É preciso apreender os currículos prescritos, e nesse caso específico os de educação física, a partir do debate sobre o que se aprende e o que é ensinado na escola. Assim, aos docentes e agentes do campo da educação física, isto é, os que pertencem a esse espaço social imbuído de conflitos e tensões cabem compreender as transformações e as diferentes estratégias impostas por agentes dotados de legitimidade e produtores de bens simbólicos, por possuírem diferentes espécies de capitais (econômico, social, cultural e simbólico), alguns acumulados pelas lutas dentro do campo, que a partir de interesses específicos estabeleceram critérios de verdade, propalando assim, cada um, sua visão da área.
Constatamos haver uma disputa neste campo, sendo este influenciado pelas ciências naturais, humanas e sociais, tornando-o um espaço de conflitos onde impera interesses particulares que caracterizam a área em questão. Dessa forma, a educação física, se torna um campo respaldado por meio das teorias dessas ciências, o que implica dizer, que os conteúdos da área passam a investigação tomando como empréstimo essas duas matrizes teóricas, muitas vezes com predomínio de uma sobre a outra.

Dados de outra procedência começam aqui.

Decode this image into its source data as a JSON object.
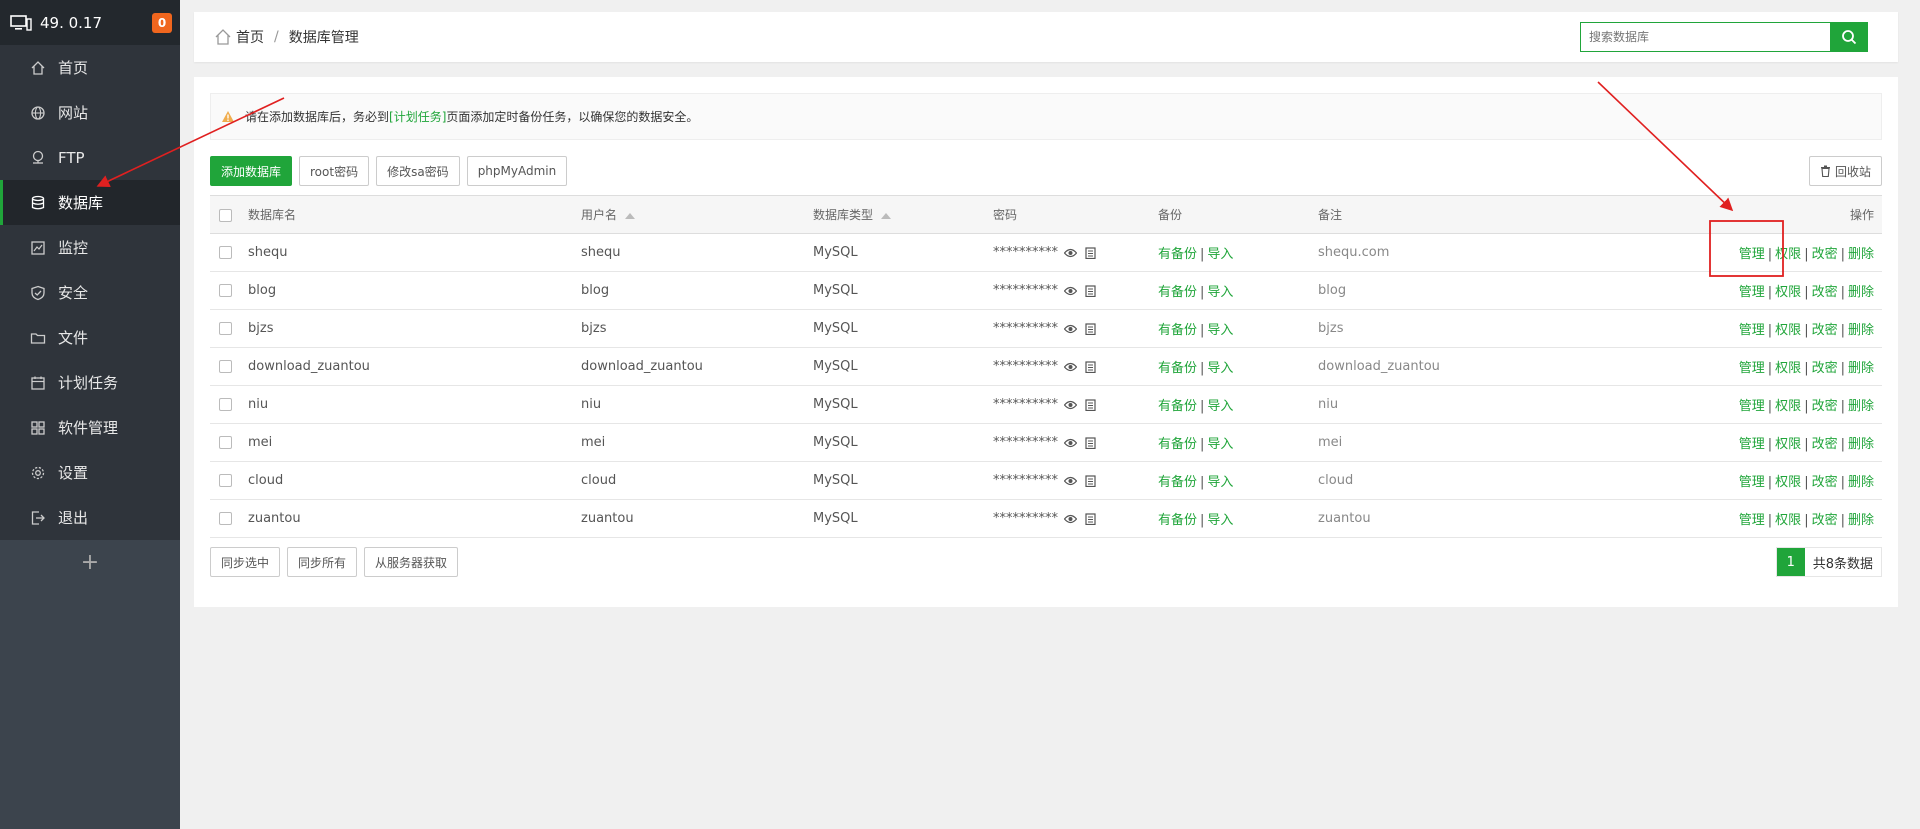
{
  "sidebar": {
    "ip": "49.    0.17",
    "badge": "0",
    "items": [
      {
        "label": "首页",
        "icon": "home-icon"
      },
      {
        "label": "网站",
        "icon": "globe-icon"
      },
      {
        "label": "FTP",
        "icon": "ftp-icon"
      },
      {
        "label": "数据库",
        "icon": "database-icon",
        "active": true
      },
      {
        "label": "监控",
        "icon": "monitor-icon"
      },
      {
        "label": "安全",
        "icon": "shield-icon"
      },
      {
        "label": "文件",
        "icon": "folder-icon"
      },
      {
        "label": "计划任务",
        "icon": "calendar-icon"
      },
      {
        "label": "软件管理",
        "icon": "apps-icon"
      },
      {
        "label": "设置",
        "icon": "gear-icon"
      },
      {
        "label": "退出",
        "icon": "logout-icon"
      }
    ],
    "add": "+"
  },
  "header": {
    "home": "首页",
    "sep": "/",
    "current": "数据库管理",
    "search_placeholder": "搜索数据库"
  },
  "alert": {
    "before": "请在添加数据库后，务必到",
    "link": "[计划任务]",
    "after": "页面添加定时备份任务，以确保您的数据安全。"
  },
  "toolbar": {
    "add": "添加数据库",
    "root": "root密码",
    "sa": "修改sa密码",
    "pma": "phpMyAdmin",
    "recycle": "回收站"
  },
  "table": {
    "headers": {
      "name": "数据库名",
      "user": "用户名",
      "type": "数据库类型",
      "password": "密码",
      "backup": "备份",
      "remark": "备注",
      "ops": "操作"
    },
    "backup_has": "有备份",
    "backup_import": "导入",
    "ops": {
      "manage": "管理",
      "perm": "权限",
      "pwd": "改密",
      "del": "删除"
    },
    "rows": [
      {
        "name": "shequ",
        "user": "shequ",
        "type": "MySQL",
        "password": "**********",
        "remark": "shequ.com"
      },
      {
        "name": "blog",
        "user": "blog",
        "type": "MySQL",
        "password": "**********",
        "remark": "blog"
      },
      {
        "name": "bjzs",
        "user": "bjzs",
        "type": "MySQL",
        "password": "**********",
        "remark": "bjzs"
      },
      {
        "name": "download_zuantou",
        "user": "download_zuantou",
        "type": "MySQL",
        "password": "**********",
        "remark": "download_zuantou"
      },
      {
        "name": "niu",
        "user": "niu",
        "type": "MySQL",
        "password": "**********",
        "remark": "niu"
      },
      {
        "name": "mei",
        "user": "mei",
        "type": "MySQL",
        "password": "**********",
        "remark": "mei"
      },
      {
        "name": "cloud",
        "user": "cloud",
        "type": "MySQL",
        "password": "**********",
        "remark": "cloud"
      },
      {
        "name": "zuantou",
        "user": "zuantou",
        "type": "MySQL",
        "password": "**********",
        "remark": "zuantou"
      }
    ]
  },
  "bottom": {
    "sync_selected": "同步选中",
    "sync_all": "同步所有",
    "fetch": "从服务器获取"
  },
  "pager": {
    "current": "1",
    "total": "共8条数据"
  },
  "colors": {
    "accent": "#20a53a",
    "sidebar": "#3c444d",
    "annotation": "#e02020"
  }
}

Tal fato é percebido em documentos/referenciais/propostas/diretrizes curriculares de educação física, considerados aqui, como instrumentos potentes para manter o monopólio de determinadas matrizes teóricas, um terreno profícuo para a disputa de diferentes posições epistemológicas da área. Esses documentos locais elaborados e publicados pelas redes de ensino (municipais e estaduais) brasileiras, a partir de uma linguagem autorizada e legitimada pelos agentes que os elaboram, norteiam as ações pedagógicas dos docentes nas escolas brasileiras e apresentam ressignificações. São produzidos por grupos das secretarias de educação/comunidades epistêmicas (compostas, como assinala a autora/pesquisadora Alice Casimiro Lopes, por grupos de especialistas que além de terem como objeto de estudo o currículo, precisam compartilhar concepções, valores e regimes de verdade entre si), além de universidades parceiras, professores lotados nas escolas, bem como outras influências locais.

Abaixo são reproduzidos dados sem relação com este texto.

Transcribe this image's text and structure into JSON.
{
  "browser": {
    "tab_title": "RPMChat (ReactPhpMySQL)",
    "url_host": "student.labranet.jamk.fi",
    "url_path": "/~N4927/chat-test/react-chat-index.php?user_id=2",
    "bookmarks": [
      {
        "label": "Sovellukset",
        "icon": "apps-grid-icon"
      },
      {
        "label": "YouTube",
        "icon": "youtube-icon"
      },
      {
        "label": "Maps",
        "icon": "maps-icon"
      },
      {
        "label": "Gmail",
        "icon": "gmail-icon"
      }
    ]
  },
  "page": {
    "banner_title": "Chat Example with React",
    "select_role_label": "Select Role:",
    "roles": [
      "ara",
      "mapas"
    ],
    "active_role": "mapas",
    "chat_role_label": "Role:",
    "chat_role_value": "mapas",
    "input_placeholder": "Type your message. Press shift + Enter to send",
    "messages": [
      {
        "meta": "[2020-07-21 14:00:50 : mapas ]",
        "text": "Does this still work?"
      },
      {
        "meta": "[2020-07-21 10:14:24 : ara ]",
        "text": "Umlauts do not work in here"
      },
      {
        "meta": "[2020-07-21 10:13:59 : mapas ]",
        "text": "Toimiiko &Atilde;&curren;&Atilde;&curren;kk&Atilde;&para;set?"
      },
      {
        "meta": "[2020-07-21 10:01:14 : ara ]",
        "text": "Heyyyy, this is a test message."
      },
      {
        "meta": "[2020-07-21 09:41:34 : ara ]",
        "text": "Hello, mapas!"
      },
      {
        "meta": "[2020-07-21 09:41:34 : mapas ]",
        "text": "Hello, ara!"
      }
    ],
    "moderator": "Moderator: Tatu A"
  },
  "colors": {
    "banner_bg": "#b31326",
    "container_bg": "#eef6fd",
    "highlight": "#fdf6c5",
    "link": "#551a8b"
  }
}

Os documentos curriculares além de nortear o trabalho docente nas escolas, buscam melhorar a qualidade do ensino público em atendimento às determinações da Lei de Diretrizes e Bases da Educação Nacional (LDBEN nº 9394/96), das Diretrizes Curriculares Nacionais da Educação Básica (BRASIL, 2013), do Plano Nacional de Educação (PNE 2014-2024), bem como da Base Nacional Comum Curricular (BRASIL, 2017), última versão aprovada no ano de 2017. A partir da sua aprovação, as redes de ensino foram orientadas para adequar seus documentos curriculares e, nesse cenário, faz-se necessário retomar as inquietações relacionadas ao campo da educação e da educação física, no que tange as suas diferentes concepções no trato didático-pedagógico dos conteúdos, bem como no conhecimento produzido em seu campo em diferentes momentos da história, especificamente final da década de 1970 e início de 1980, em que se instala uma crise de identidade, e que trouxe questões sobre o corpo, não atrelada apenas a visão biológica.
Nesse viés, o currículo visto como artefato cultural passou a incorporar elementos anteriormente marginalizados, deixando assim, a neutralidade curricular tradicional da/na área, a partir do rompimento com os paradigmas da aptidão física e do esporte, fortemente presentes até então. Destacamos que a crítica a esta visão foi e, ainda, é necessária, no sentido de desmistificar a associação da educação física as questões físicas, reduzindo o corpo ao aspecto estritamente biológico, da formação do corpo pautado na produtividade, portanto, distante de uma formação política.